Dieses Werk wurde im Rahmen des Moduls DTA-Erweiterungen (DTAE) digitalisiert. Weitere Informationen …

Paul Beckus, Marita Gruner, Thomas Grunewald, Sabrina Mögelin, Martin Prell: Herausgeber:innen
Paul Beckus, Marita Gruner, Thomas Grunewald, Sabrina Mögelin, Martin Prell: Bearbeiter:innen
Martin Prell: Datentransformation
Saskia Jungmann, Nikolas Schröder, Andreas Lewen: Mitarbeit
Thüringer Staatskanzlei: Projektförderer
Thüringer Universitäts- und Landesbibliothek Jena: Bilddigitalisierung von Editionsvorlage und deren Abschrift sowie Bereitstellung der Digitalisate

Weitere Informationen:

Das Endendum der vorliegenden Edition bildet das Tagebuch zur Kavalierstour des pietistischen Grafen Heinrich XI. Reuß zu Obergreiz (1722-1800) durch das Heilige Römische Reich deutscher Nation, Frankreich, die Schweiz, Italien und Österreich in den Jahren 1740–1742. Es besteht aus 443 Tagebucheinträgen auf 784 Seiten, die in 71 Briefen in die Heimat übersandt wurden. Verfasser des Tagebuchs ist der Köstritzer Hofmeister Anton von Geusau (1695–1749). Im Tagebuch bietet dieser nicht nur Einblicke in die international vernetzte Welt des Hochadels, sondern überliefert auch tiefgehende Einblicke in die wirtschaftlichen, sozialen, religiösen und politischen Entwicklungen in den besuchten Ländern. Dies ist vor allem für die im politischen System Europas stattfindenden Veränderungen relevant. So führte der Aufstieg Preußens zur Großmacht zu einer Neuordnung des europäischen Mächtesystems. In die Zeit seiner Kavalierstour fallen beispielsweise der Tod des Römisch-Deutschen Kaisers Karl VI. (1685–1740) und der sich daran anschließende Österreichische Erbfolgekrieg mit seinen Auswirkungen auf das europäische Mächtesystem.
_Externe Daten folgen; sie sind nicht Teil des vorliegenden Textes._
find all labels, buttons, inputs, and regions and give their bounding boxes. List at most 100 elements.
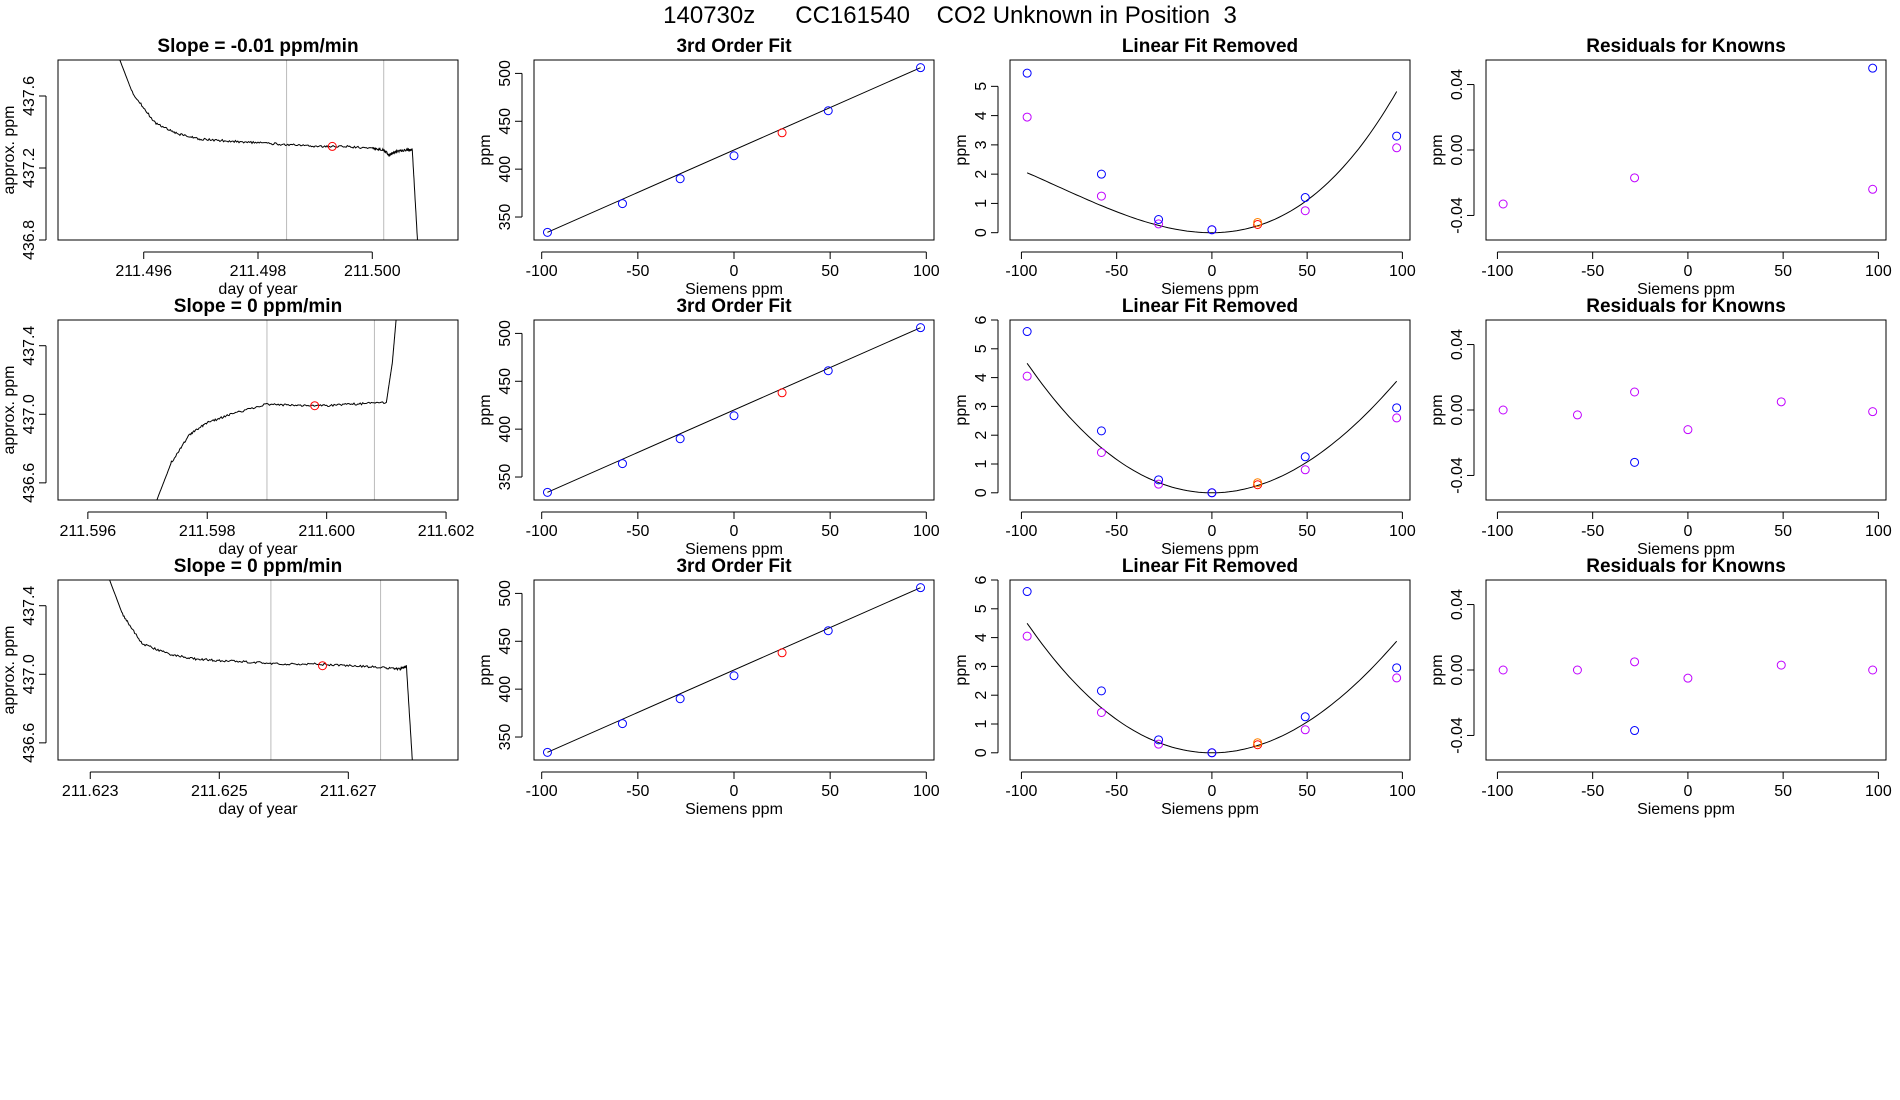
standard-point — [1392, 131, 1402, 141]
y-tick-label: 500 — [497, 320, 514, 347]
x-tick-label: -50 — [1581, 263, 1604, 280]
x-axis-label: Siemens ppm — [1637, 541, 1735, 558]
x-tick-label: 50 — [821, 263, 839, 280]
x-tick-label: -100 — [1481, 263, 1513, 280]
y-tick-label: 0 — [973, 228, 990, 237]
standard-point — [542, 487, 552, 497]
y-tick-label: 1 — [973, 719, 990, 728]
x-tick-label: -100 — [526, 783, 558, 800]
residual-point — [1630, 173, 1640, 183]
residual-point — [1683, 673, 1693, 683]
fit-line — [547, 67, 921, 233]
plot-area — [1022, 327, 1402, 498]
y-tick-label: 0.00 — [1449, 394, 1466, 425]
x-tick-label: -50 — [1581, 783, 1604, 800]
x-tick-label: -100 — [1005, 783, 1037, 800]
y-tick-label: 5 — [973, 344, 990, 353]
y-tick-label: 437.4 — [21, 326, 38, 366]
y-tick-label: 436.8 — [21, 220, 38, 260]
plot-r3-fit: 3rd Order Fit -100 -50 0 50 100 Siemens ppm 350… — [477, 556, 940, 818]
x-tick-label: -50 — [626, 523, 649, 540]
x-tick-label: 100 — [1389, 263, 1416, 280]
unknown-overlap-point — [1253, 217, 1263, 227]
x-tick-label: -50 — [626, 783, 649, 800]
standard-point — [1096, 426, 1106, 436]
standard-point — [1392, 663, 1402, 673]
residual-point — [1868, 184, 1878, 194]
plot-frame — [1009, 59, 1411, 241]
x-axis-label: Siemens ppm — [685, 541, 783, 558]
plot-frame — [1009, 319, 1411, 501]
plot-frame — [533, 59, 935, 241]
x-tick-label: 0 — [730, 783, 739, 800]
standard-point — [1392, 403, 1402, 413]
y-tick-label: 0.00 — [1449, 654, 1466, 685]
y-tick-label: 436.6 — [21, 463, 38, 503]
trace-line — [119, 60, 418, 240]
y-tick-label: 436.6 — [21, 723, 38, 763]
y-tick-label: 4 — [973, 111, 990, 120]
y-tick-label: 1 — [973, 459, 990, 468]
page-title: 140730z CC161540 CO2 Unknown in Position… — [663, 2, 1237, 29]
residual-point — [1498, 405, 1508, 415]
plot-frame — [533, 319, 935, 501]
plot-area — [1498, 387, 1878, 467]
y-tick-label: 0.04 — [1449, 329, 1466, 360]
x-tick-label: 50 — [1298, 263, 1316, 280]
x-tick-label: 50 — [821, 523, 839, 540]
y-tick-label: 0.00 — [1449, 134, 1466, 165]
plot-frame — [533, 579, 935, 761]
x-tick-label: 50 — [1774, 263, 1792, 280]
y-tick-label: 0.04 — [1449, 589, 1466, 620]
y-tick-label: -0.04 — [1449, 457, 1466, 494]
standard-point — [1154, 735, 1164, 745]
fit-line — [547, 587, 921, 753]
x-tick-label: 100 — [1865, 523, 1892, 540]
y-tick-label: 437.0 — [21, 654, 38, 694]
standard-point — [675, 434, 685, 444]
y-tick-label: 400 — [497, 156, 514, 183]
residual-point — [1572, 410, 1582, 420]
y-axis-label: approx. ppm — [1, 106, 18, 195]
y-axis-label: ppm — [1429, 134, 1446, 165]
unknown-point — [777, 128, 787, 138]
residual-point — [1498, 199, 1508, 209]
plot-title: Slope = 0 ppm/min — [174, 556, 342, 577]
plot-r3-trace: Slope = 0 ppm/min 211.623 211.625 211.627 da… — [1, 556, 459, 818]
residual-point — [1096, 707, 1106, 717]
y-tick-label: -0.04 — [1449, 197, 1466, 234]
plot-area — [1498, 657, 1878, 736]
y-tick-label: 350 — [497, 464, 514, 491]
standard-point — [1154, 215, 1164, 225]
residual-point — [1022, 631, 1032, 641]
standard-point — [617, 719, 627, 729]
x-tick-label: 211.598 — [179, 523, 236, 540]
x-tick-label: -100 — [1005, 263, 1037, 280]
x-tick-label: -100 — [1005, 523, 1037, 540]
standard-point — [916, 583, 926, 593]
y-tick-label: 350 — [497, 204, 514, 231]
residual-point — [1630, 387, 1640, 397]
plot-area — [542, 583, 926, 757]
plot-title: 3rd Order Fit — [676, 36, 792, 57]
standard-point — [729, 671, 739, 681]
residual-point — [1300, 725, 1310, 735]
x-tick-label: 211.600 — [298, 523, 355, 540]
plot-title: Linear Fit Removed — [1122, 296, 1298, 317]
plot-frame — [1485, 319, 1887, 501]
residual-point — [1022, 112, 1032, 122]
x-tick-label: -50 — [1105, 263, 1128, 280]
x-tick-label: 211.496 — [115, 263, 172, 280]
x-tick-label: 0 — [1207, 523, 1216, 540]
residual-point — [1300, 206, 1310, 216]
standard-point — [1207, 488, 1217, 498]
x-tick-label: 211.625 — [191, 783, 248, 800]
trace-line — [109, 580, 413, 760]
standard-point — [1096, 686, 1106, 696]
unknown-point — [777, 388, 787, 398]
x-tick-label: 0 — [1683, 783, 1692, 800]
y-tick-label: 450 — [497, 108, 514, 135]
x-axis-label: Siemens ppm — [1161, 281, 1259, 298]
x-tick-label: 211.627 — [320, 783, 377, 800]
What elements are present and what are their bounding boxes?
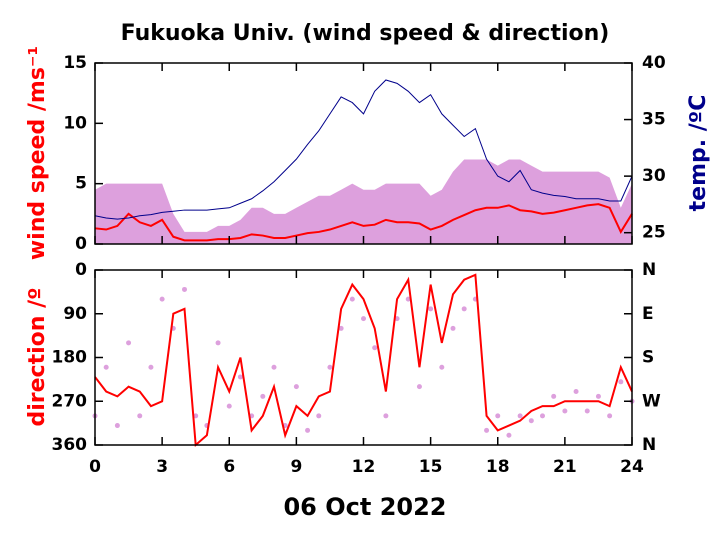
data-point xyxy=(327,364,333,370)
data-point xyxy=(450,325,456,331)
y-tick-label: 180 xyxy=(52,348,88,368)
y-tick-label: 270 xyxy=(52,391,88,411)
y2-tick-label: 25 xyxy=(642,223,666,243)
data-point xyxy=(439,364,445,370)
data-point xyxy=(215,340,221,346)
x-tick-label: 6 xyxy=(223,457,235,477)
x-tick-label: 12 xyxy=(352,457,376,477)
data-point xyxy=(540,413,545,419)
data-point xyxy=(584,408,590,414)
data-line xyxy=(94,273,633,448)
data-point xyxy=(551,393,557,399)
data-point xyxy=(528,418,534,424)
x-tick-label: 9 xyxy=(290,457,302,477)
data-point xyxy=(114,423,120,429)
data-point xyxy=(148,364,154,370)
y-tick-label: 90 xyxy=(63,304,87,324)
data-point xyxy=(159,296,165,302)
data-point xyxy=(506,432,512,438)
data-point xyxy=(237,374,243,380)
y2-tick-label: 30 xyxy=(642,166,666,186)
x-axis-label: 06 Oct 2022 xyxy=(283,493,446,521)
data-point xyxy=(260,393,266,399)
y2-tick-label: 35 xyxy=(642,110,666,130)
data-point xyxy=(416,384,422,390)
data-point xyxy=(305,427,311,433)
data-point xyxy=(428,306,434,312)
data-point xyxy=(461,306,467,312)
data-point xyxy=(316,413,322,419)
y-tick-label: 10 xyxy=(63,113,87,133)
y2-tick-label: S xyxy=(642,348,654,368)
data-point xyxy=(349,296,355,302)
y-axis-label: direction /º xyxy=(25,287,50,426)
wind-gust-area xyxy=(95,159,632,244)
y-tick-label: 5 xyxy=(75,174,87,194)
y2-tick-label: N xyxy=(642,435,656,455)
chart-title: Fukuoka Univ. (wind speed & direction) xyxy=(121,21,610,46)
data-point xyxy=(137,413,143,419)
data-point xyxy=(562,408,568,414)
data-point xyxy=(383,413,389,419)
data-point xyxy=(618,379,624,385)
data-point xyxy=(573,389,579,395)
x-tick-label: 0 xyxy=(89,457,101,477)
data-point xyxy=(495,413,501,419)
y2-tick-label: W xyxy=(642,391,661,411)
y2-axis-label: temp. /ºC xyxy=(686,95,711,212)
x-tick-label: 18 xyxy=(486,457,510,477)
data-point xyxy=(271,364,277,370)
data-point xyxy=(372,345,378,351)
data-point xyxy=(405,296,411,302)
y-tick-label: 360 xyxy=(52,435,88,455)
data-point xyxy=(182,286,187,292)
y2-tick-label: 40 xyxy=(642,53,666,73)
data-point xyxy=(226,403,232,409)
y-tick-label: 15 xyxy=(63,53,87,73)
data-point xyxy=(517,413,523,419)
y2-tick-label: E xyxy=(642,304,654,324)
data-point xyxy=(338,325,344,331)
data-point xyxy=(293,384,299,390)
y-axis-label: wind speed /ms⁻¹ xyxy=(25,46,50,260)
data-point xyxy=(595,393,601,399)
data-point xyxy=(126,340,132,346)
x-tick-label: 24 xyxy=(620,457,644,477)
data-line xyxy=(94,79,633,220)
x-tick-label: 3 xyxy=(156,457,168,477)
x-tick-label: 21 xyxy=(553,457,577,477)
x-tick-label: 15 xyxy=(419,457,443,477)
y-tick-label: 0 xyxy=(75,234,87,254)
data-line xyxy=(94,203,633,242)
plot-frame xyxy=(94,269,633,446)
y2-tick-label: N xyxy=(642,260,656,280)
data-point xyxy=(607,413,613,419)
data-point xyxy=(484,427,490,433)
data-point xyxy=(361,316,366,322)
y-tick-label: 0 xyxy=(75,260,87,280)
data-point xyxy=(103,364,109,370)
data-point xyxy=(193,413,199,419)
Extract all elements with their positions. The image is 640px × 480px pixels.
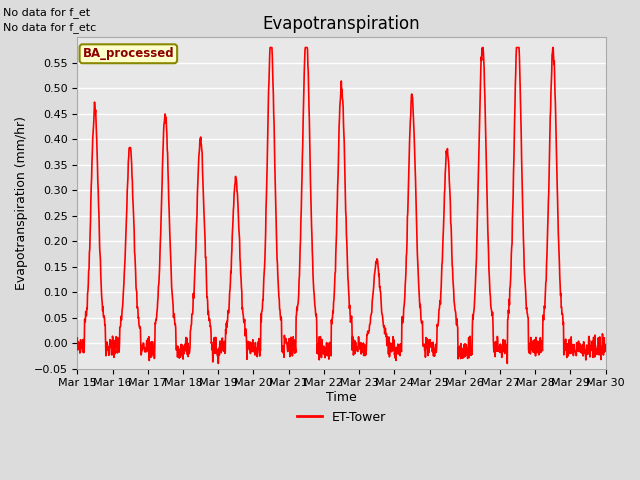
X-axis label: Time: Time	[326, 391, 357, 404]
Text: BA_processed: BA_processed	[83, 47, 174, 60]
Title: Evapotranspiration: Evapotranspiration	[262, 15, 420, 33]
Text: No data for f_etc: No data for f_etc	[3, 22, 97, 33]
Legend: ET-Tower: ET-Tower	[292, 406, 391, 429]
Y-axis label: Evapotranspiration (mm/hr): Evapotranspiration (mm/hr)	[15, 116, 28, 290]
Text: No data for f_et: No data for f_et	[3, 7, 90, 18]
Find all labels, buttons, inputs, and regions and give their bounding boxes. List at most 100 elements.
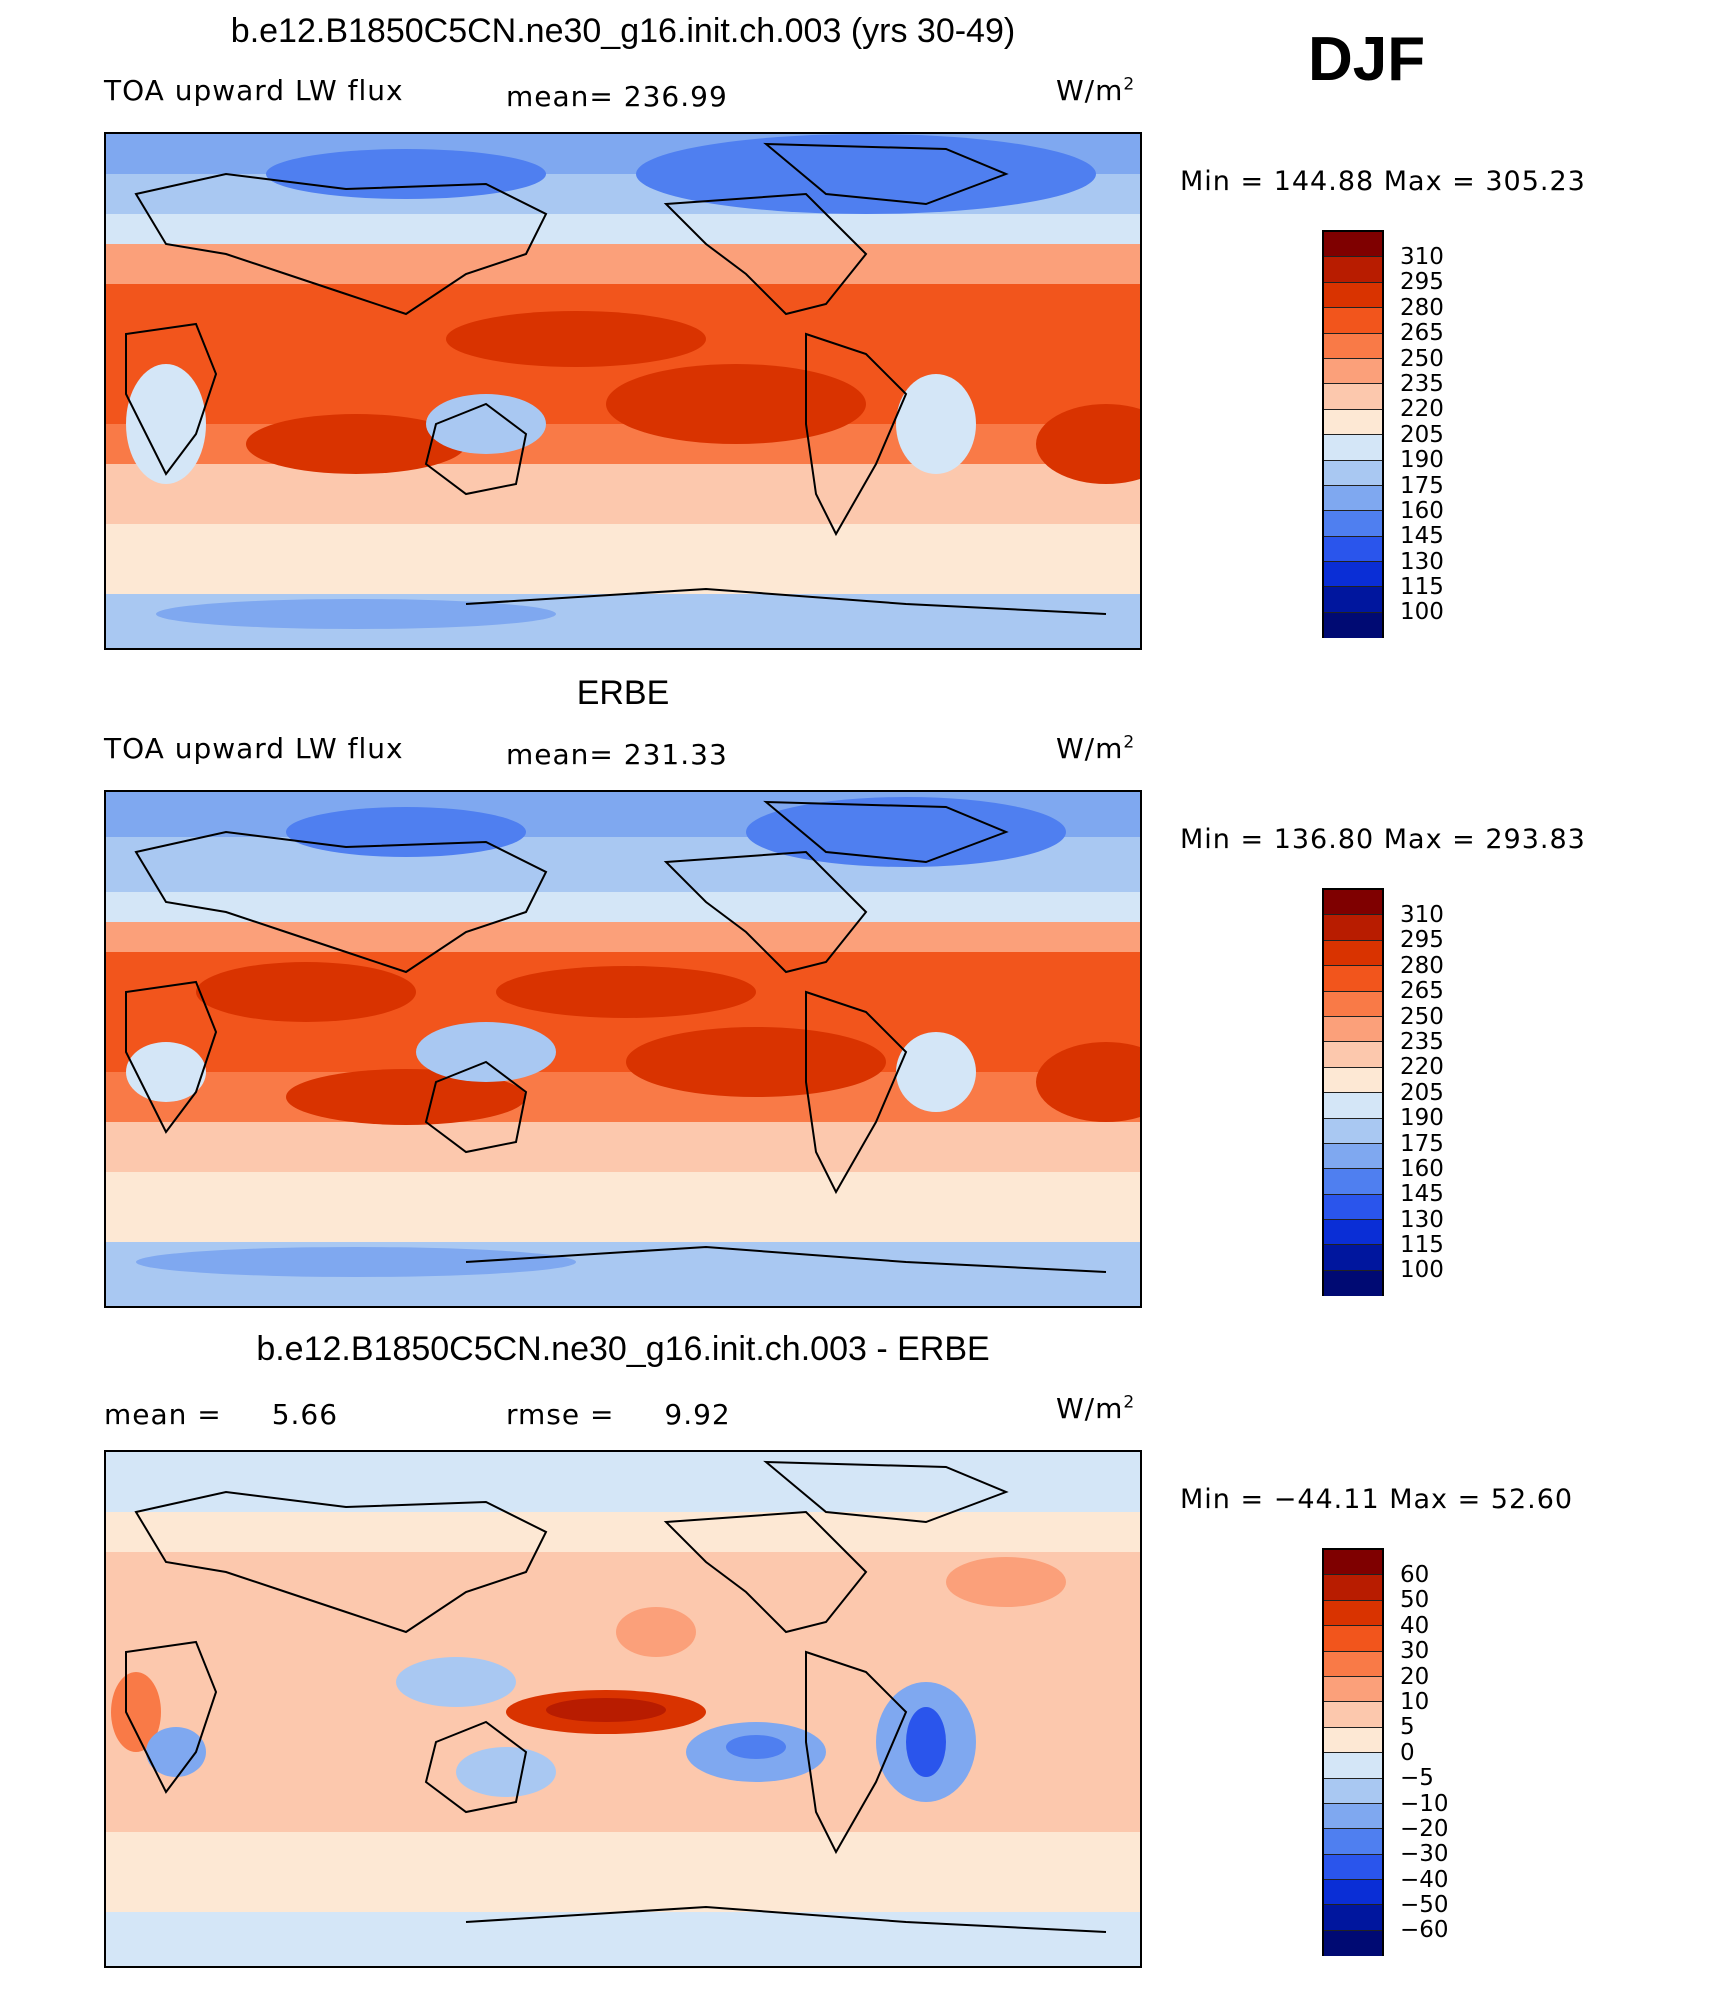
colorbar-label: 175 bbox=[1400, 1130, 1444, 1157]
colorbar-swatch bbox=[1324, 991, 1382, 1017]
panel3-rmse-value: 9.92 bbox=[664, 1398, 731, 1431]
panel2-mean: mean= 231.33 bbox=[506, 738, 728, 771]
colorbar-label: 265 bbox=[1400, 978, 1444, 1005]
colorbar-swatch bbox=[1324, 1803, 1382, 1830]
panel3-minmax: Min = −44.11 Max = 52.60 bbox=[1180, 1484, 1574, 1515]
colorbar-label: 295 bbox=[1400, 927, 1444, 954]
colorbar-label: 145 bbox=[1400, 523, 1444, 550]
colorbar-swatch bbox=[1324, 1118, 1382, 1144]
colorbar-label: −30 bbox=[1400, 1841, 1449, 1868]
colorbar-swatch bbox=[1324, 1753, 1382, 1779]
colorbar-label: 310 bbox=[1400, 902, 1444, 928]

Besonders aufschlussreich sind die zahlreichen wiedergegebenen Gespräche zwischen den Reisenden und anderen Adligen, Geistlichen und Gelehrten zumeist katholischer Provenienz. Diese ermöglichen vielfältige Einblicke in die Gedanken- und Vorstellungswelt des Verfassers, seiner Mitreisenden und Gesprächspartner. Hieran werden Kontaktzonen für interkonfessionellen Austausch, aber auch Grenzen des Sag- oder Machbaren deutlich: Heinrich XI. und von Geusau waren pietistisch-fromme Lutheraner, die die auf der Reise gemachten Erfahrungen vor ihrem konfessionellen Erfahrungshintergrund spiegelten, werteten und einordneten

Die Edition wurde zunächst mit Hilfe der virtuellen Forschungsumgebung FuD erstellt, die im Rahmen des Projektes Editionenportal Thüringen an der Thüringer Universitäts- und Landesbibliothek Jena (ThULB) implementiert wurde. Nach Einstellung dieses Infrastrukturprojekts fand eine Transformation des FuD-XML in das DTABf im Rahmen eines FAIR-Data-Stipendiums der NFDI4Memory statt. Die Digitalisierung des originalen Brieftagebuchs und einer zeitgenössischen Abschrift erfolgte über die ThULB. Die vorliegende Edition umfasst eine vorlagennahe und zeilengenaue Umschrift der kurrenten Handschrift in moderne lateinische Buchstaben. Eine gründliche Ersttranskription ist erfolgt; eine abschließende Kollationierung steht noch aus. Die XML-Daten umfassen zum gegenwärtigen Zeitpunkt zudem eine grundständige Strukturkodierung (Briefe, Tagebucheinträge, Kopfzeilen, Absätze, Seiten- und Zeilenwechsel) und eine TEI-konforme Auszeichnung grundlegender formal-textkritischer Phänomene (Hervorhebungen, Autorkorrekturen, editorische Konjekturen, Unlesbarkeiten, Abkürzungen mit Auflösungen). Abweichungen der zeitgenössische Abschrift vom originalen Autographen wurden bis dato nicht erfasst. Topographische Informationen der Autorkorrekturen wurden erfasst. Einrückungen am Zeilenbeginn und innerhalb von Zeilen wurden nicht wiedergegeben. Horizontale Leerräume wurden nicht genau, sondern als einfache Leerzeilen wiedergegeben. Für bisher 49 der insgesamt 71 Briefe wurden zudem die darin erwähnten inhaltlich-semantischen Entitäten (Personen/Körperschaften, Gruppen, Geografika, Ereignisse und Objekte (z.B. Bücher, Gebäude, Statuen, Karten, Gemälde etc.)) kodiert und unter Nutzung von GND-Verweisen identifiziert. Ein entsprechendes Register finden Sie auf Github, dort sind auch sämtliche Daten der Edition zu diesem Werk publiziert.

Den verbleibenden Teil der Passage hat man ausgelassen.